Did It Happen? Would It Work?
Mother Nature’s been doing it for ages. Columbus Iron Works made this convenience available to the public in the late 19th century. Motel owners have been utilizing this technology to keep guests awake all night long ever since.
–Matt Melis
Frisbee
Ultimate frisbee? Something like that. What starts out as a quirky sight gag — see video above — turns into another trademark tag back in the Back to the Future universe as Marty McFly readily tosses the dirty pie pan at Mad Dog Tannen’s gun. He saves Doc’s life and inevitably tips off the start of an extreme college sport and the ultimate joy of infinite poochinskis for years to come.
Year Designed
1885 (prototype); 1938 (officially)
Inventor
Marty McFly; later by Fred Morrison
Usefulness
For recreation. For fun.
Did It Happen? Would It Work?
Are you blind, McFly? Have you ever been to a beach? Or a college campus? Better yet, ask your local pooch.
–Michael Roffman
The Breakfast Machine
Just because your DeLorean time machine gets accidentally struck by lightning and sends you back to 1885 after you’ve defeated Biff and restored the space-time continuum to its rightful order doesn’t mean you can just skip the most important meal of the day. So, how do ya like your eggs, sailor?
Year Designed
1885
Inventor
Doctor Emmett Brown
Usefulness
Well, it’s an upgrade over the original breakfast machine (aka mom) in that you don’t have to thank it afterwards. Let’s be honest, though. If you’re a teen like Marty, you’re gonna sleep through your machine-made breakfast and just grab a Poptart anyway. And after that machine slaved over a hot itself all morning. Kids, sheesh.

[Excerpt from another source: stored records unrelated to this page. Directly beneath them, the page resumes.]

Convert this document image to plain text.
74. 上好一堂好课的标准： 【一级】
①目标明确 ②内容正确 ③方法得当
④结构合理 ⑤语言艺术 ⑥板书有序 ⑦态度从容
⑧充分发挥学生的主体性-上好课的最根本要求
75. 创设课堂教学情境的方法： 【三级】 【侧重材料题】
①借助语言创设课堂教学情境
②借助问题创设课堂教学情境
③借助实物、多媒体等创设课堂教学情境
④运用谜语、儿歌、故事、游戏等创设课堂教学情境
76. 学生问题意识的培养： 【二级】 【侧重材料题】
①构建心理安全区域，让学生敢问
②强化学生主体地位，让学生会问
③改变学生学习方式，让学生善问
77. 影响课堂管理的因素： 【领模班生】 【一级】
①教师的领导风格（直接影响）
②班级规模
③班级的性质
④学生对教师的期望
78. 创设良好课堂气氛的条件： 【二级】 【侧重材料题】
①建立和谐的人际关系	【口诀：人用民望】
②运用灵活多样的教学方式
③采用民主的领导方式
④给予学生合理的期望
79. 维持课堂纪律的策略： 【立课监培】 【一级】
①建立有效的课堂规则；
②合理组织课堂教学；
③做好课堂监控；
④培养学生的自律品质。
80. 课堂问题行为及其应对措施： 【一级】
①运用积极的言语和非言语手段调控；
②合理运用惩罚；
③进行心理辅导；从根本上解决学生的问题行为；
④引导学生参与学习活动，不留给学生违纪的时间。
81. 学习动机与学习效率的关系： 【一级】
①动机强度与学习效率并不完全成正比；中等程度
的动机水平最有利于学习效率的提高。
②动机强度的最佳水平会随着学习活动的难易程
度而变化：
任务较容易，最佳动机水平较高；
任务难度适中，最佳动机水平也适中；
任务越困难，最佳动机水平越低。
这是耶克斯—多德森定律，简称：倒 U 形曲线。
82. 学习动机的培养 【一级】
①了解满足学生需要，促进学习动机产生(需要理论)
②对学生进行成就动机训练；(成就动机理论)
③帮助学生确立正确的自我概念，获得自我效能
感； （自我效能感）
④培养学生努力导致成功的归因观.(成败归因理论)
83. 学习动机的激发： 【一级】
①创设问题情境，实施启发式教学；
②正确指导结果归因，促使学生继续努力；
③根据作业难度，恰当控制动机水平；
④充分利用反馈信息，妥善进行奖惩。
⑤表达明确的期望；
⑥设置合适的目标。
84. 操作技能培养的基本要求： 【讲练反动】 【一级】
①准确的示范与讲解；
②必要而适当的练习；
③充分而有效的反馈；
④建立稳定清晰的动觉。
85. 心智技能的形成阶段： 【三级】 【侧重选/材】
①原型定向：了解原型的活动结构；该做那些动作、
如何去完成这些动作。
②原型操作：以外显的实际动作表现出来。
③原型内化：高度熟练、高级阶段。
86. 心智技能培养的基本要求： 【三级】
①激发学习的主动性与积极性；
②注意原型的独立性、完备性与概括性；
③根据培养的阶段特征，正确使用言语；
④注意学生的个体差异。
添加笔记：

Did It Happen? Would It Work?
Yes. Pee-Wee Herman perfected the breakfast machine in 1985.
–Matt Melis
Wake Up Juice
Drink too much as a result of heartbreak? Not good at holding your liquor? Knocked out cold from one little shot? Well has the Wild West got something you. Wake-Up Juice! Made from the spiciest, nastiest ingredients, to help you overcome whatever it is that ails you. Wake-Up Juice: May be deadly in 2015!
Year Designed
>1885
Inventor
Chester the Bartender
Usefulness
Well, it woke the Doc up, but it didn’t quite cure his broken heart.

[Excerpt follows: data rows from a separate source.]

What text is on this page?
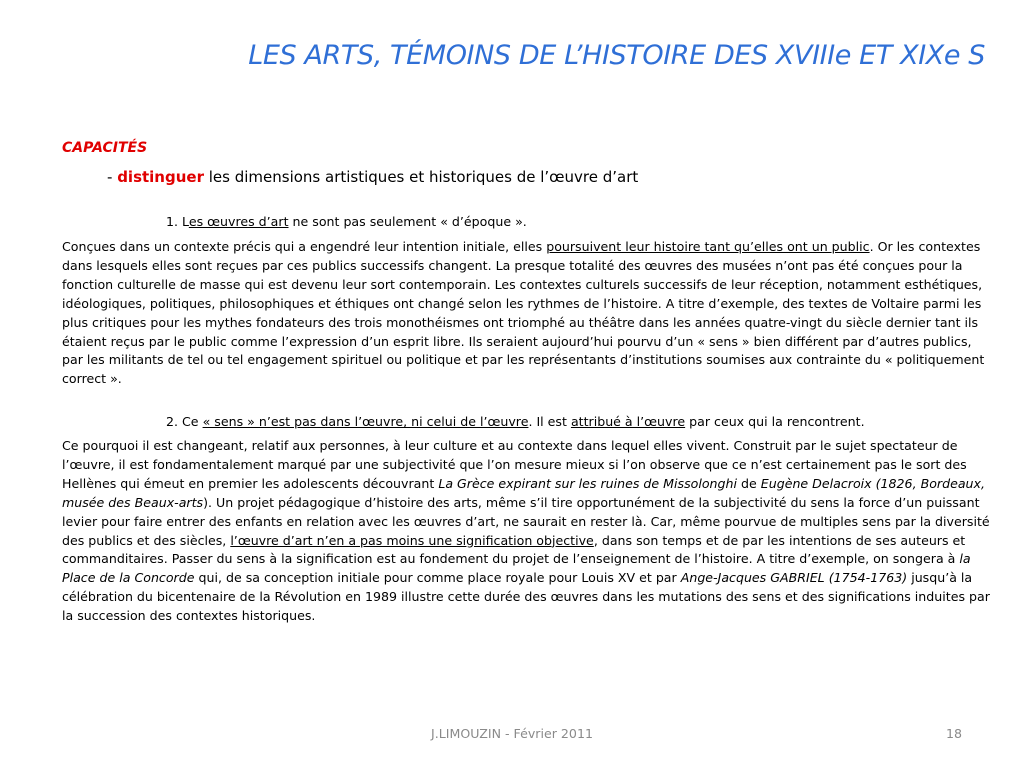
LES ARTS, TÉMOINS DE L’HISTOIRE DES XVIIIe ET XIXe S
CAPACITÉS
- distinguer les dimensions artistiques et historiques de l’œuvre d’art
1. Les œuvres d’art ne sont pas seulement « d’époque ».
Conçues dans un contexte précis qui a engendré leur intention initiale, elles poursuivent leur histoire tant qu’elles ont un public. Or les contextes dans lesquels elles sont reçues par ces publics successifs changent. La presque totalité des œuvres des musées n’ont pas été conçues pour la fonction culturelle de masse qui est devenu leur sort contemporain. Les contextes culturels successifs de leur réception, notamment esthétiques, idéologiques, politiques, philosophiques et éthiques ont changé selon les rythmes de l’histoire. A titre d’exemple, des textes de Voltaire parmi les plus critiques pour les mythes fondateurs des trois monothéismes ont triomphé au théâtre dans les années quatre-vingt du siècle dernier tant ils étaient reçus par le public comme l’expression d’un esprit libre. Ils seraient aujourd’hui pourvu d’un « sens » bien différent par d’autres publics, par les militants de tel ou tel engagement spirituel ou politique et par les représentants d’institutions soumises aux contrainte du « politiquement correct ».
2. Ce « sens » n’est pas dans l’œuvre, ni celui de l’œuvre. Il est attribué à l’œuvre par ceux qui la rencontrent.
Ce pourquoi il est changeant, relatif aux personnes, à leur culture et au contexte dans lequel elles vivent. Construit par le sujet spectateur de l’œuvre, il est fondamentalement marqué par une subjectivité que l’on mesure mieux si l’on observe que ce n’est certainement pas le sort des Hellènes qui émeut en premier les adolescents découvrant La Grèce expirant sur les ruines de Missolonghi de Eugène Delacroix (1826, Bordeaux, musée des Beaux-arts). Un projet pédagogique d’histoire des arts, même s’il tire opportunément de la subjectivité du sens la force d’un puissant levier pour faire entrer des enfants en relation avec les œuvres d’art, ne saurait en rester là. Car, même pourvue de multiples sens par la diversité des publics et des siècles, l’œuvre d’art n’en a pas moins une signification objective, dans son temps et de par les intentions de ses auteurs et commanditaires. Passer du sens à la signification est au fondement du projet de l’enseignement de l’histoire. A titre d’exemple, on songera à la Place de la Concorde qui, de sa conception initiale pour comme place royale pour Louis XV et par Ange-Jacques GABRIEL (1754-1763) jusqu’à la célébration du bicentenaire de la Révolution en 1989 illustre cette durée des œuvres dans les mutations des sens et des significations induites par la succession des contextes historiques.
J.LIMOUZIN - Février 2011	18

Did It Happen? Would It Work?
Oh, there are so many hangover cures these days. A Bloody Mary. Greasy brunches. Wake-Up Juice is in the belly of the burdened.
–Blake Goble
The Bulletproof Vest
Oh sure, this “bulletproof vest” is just a stovetop refurbished and strung around Marty’s neck, but the thing stopped a bullet from Mad Dog Tannen. Who knew you could learn so much from watching Clint Eastwood films. Well, if you watched them, and utilize their tricks in the past, today, this likely wouldn’t work.
Year Designed
1885
Inventor
Marty McFly (underwritten by Clint Eastwood)
Usefulness
Well, not only did it prevent Marty from getting shot, but it made for a hell of a blackjack. Perhaps we should all conceal and carry stovetops with us in self-defense?
Did It Happen? Would It Work?
The bulletproof vest is very much a common form of protective clothing, and it seems to work. Better than chainmail.